サポートされるアイデンティティ プロバイダー

IdP は、Security Assertion Markup Language(SAML)に準拠している必要があります。クライアントは次のアイデンティティ プロバイダーをサポートします。
  • Ping Federate 6.10.0.4
  • Microsoft Active Directory Federation Services (ADFS) 2.0
  • Open Access Manager (OpenAM) 10.1

    (注)  


    OpenAM で使用する Globally Persistent Cookie が設定されていることを確認します。


IdP を設定すると、その設定がクライアントへのサインイン方法に影響します。Cookie のタイプ(永続的またはセッション)や認証メカニズム(Kerberos または Web フォーム)などの一部のパラメータによって、ユーザの認証頻度が決定されます。

クッキー

ブラウザでの Cookie 共有を有効にするには、セッション Cookie ではなく、永続的な Cookie を使用する必要があります。永続的な Cookie は、ユーザに Internet Explorer を使用しているクライアントまたはその他のデスクトップ アプリケーションで 1 回クレデンシャルを入力するように要求します。セッション Cookie の場合は、ユーザがクライアントを起動するたびにクレデンシャルを入力する必要があります。IdP 上の設定として永続的な Cookie を設定します。
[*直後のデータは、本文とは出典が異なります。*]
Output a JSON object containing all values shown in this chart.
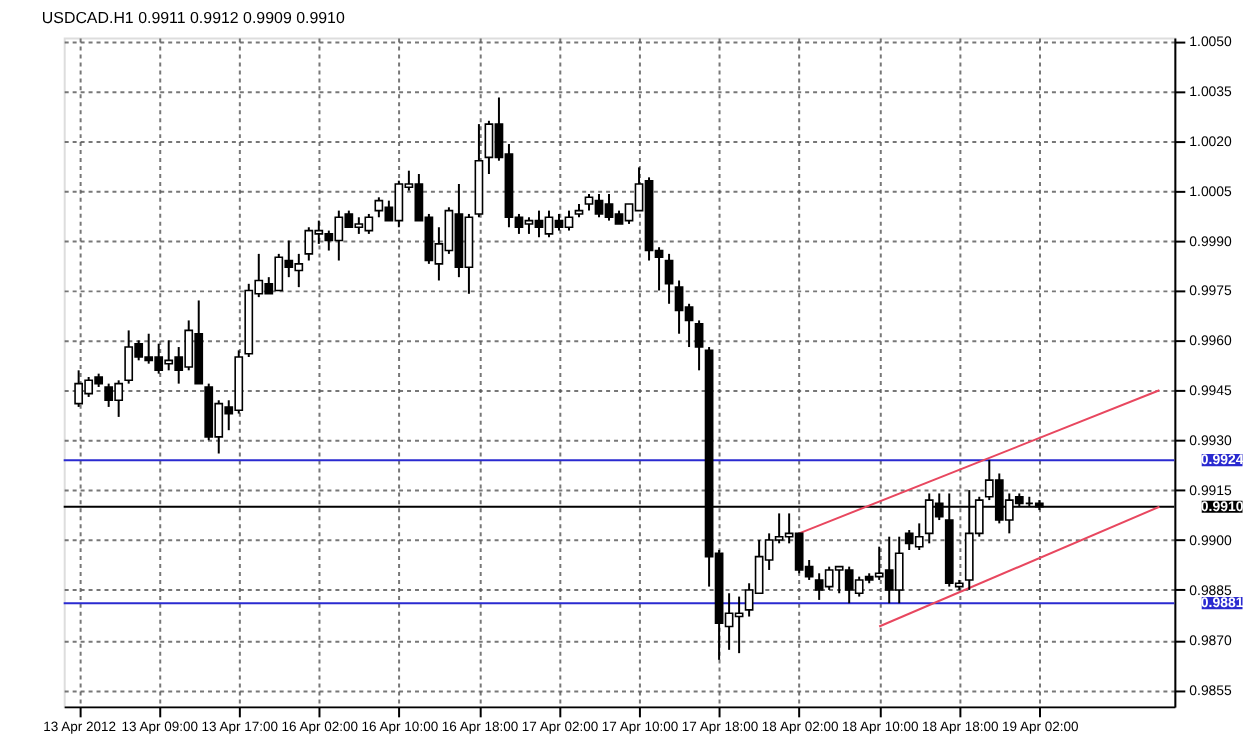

Open Acess Manager を IdP として使用している場合は、(Realm Specific Persistent Cookie ではなく)Globally Persistent Cookie を設定する必要があります。

必要なブラウザ

ブラウザとクライアント間で認証 Cookie(IdP から発行された)を共有するには、次のブラウザのいずれかをデフォルト ブラウザに指定する必要があります。

製品

必要なブラウザ

Cisco Jabber for Windows

Internet Explorer

Cisco Jabber for Mac

Safari

Cisco Jabber for iPhone and iPad

Safari

Cisco Jabber for Android

Chrome または Internet Explorer


(注)  


Cisco Jabber for Android で SSO を使用する場合、組み込みブラウザは外部ブラウザと Cookie を共有できません。


シングル サインオンとリモート アクセス

Expressway Mobile and Remote Access を使用して企業ファイアウォールの外側からクレデンシャルを入力するユーザの場合は、シングル サインオンに次の制限があります。

  • シングル サインオン(SSO)は、Cisco Expressway 8.5 と Cisco Unified Communications Manager リリース 10.5.2 以降で使用できます。

  • セキュアな電話機の Expressway for Mobile and Remote Access を介して SSO を使用することはできません。

  • 使用するアイデンティティ プロバイダーは内部 URL と外部 URL を同じにする必要があります。URL が異なる場合は、ユーザが企業ファイアウォールの内側から外側にまたはその逆に移動するときに再度サインインするように要求されることがあります。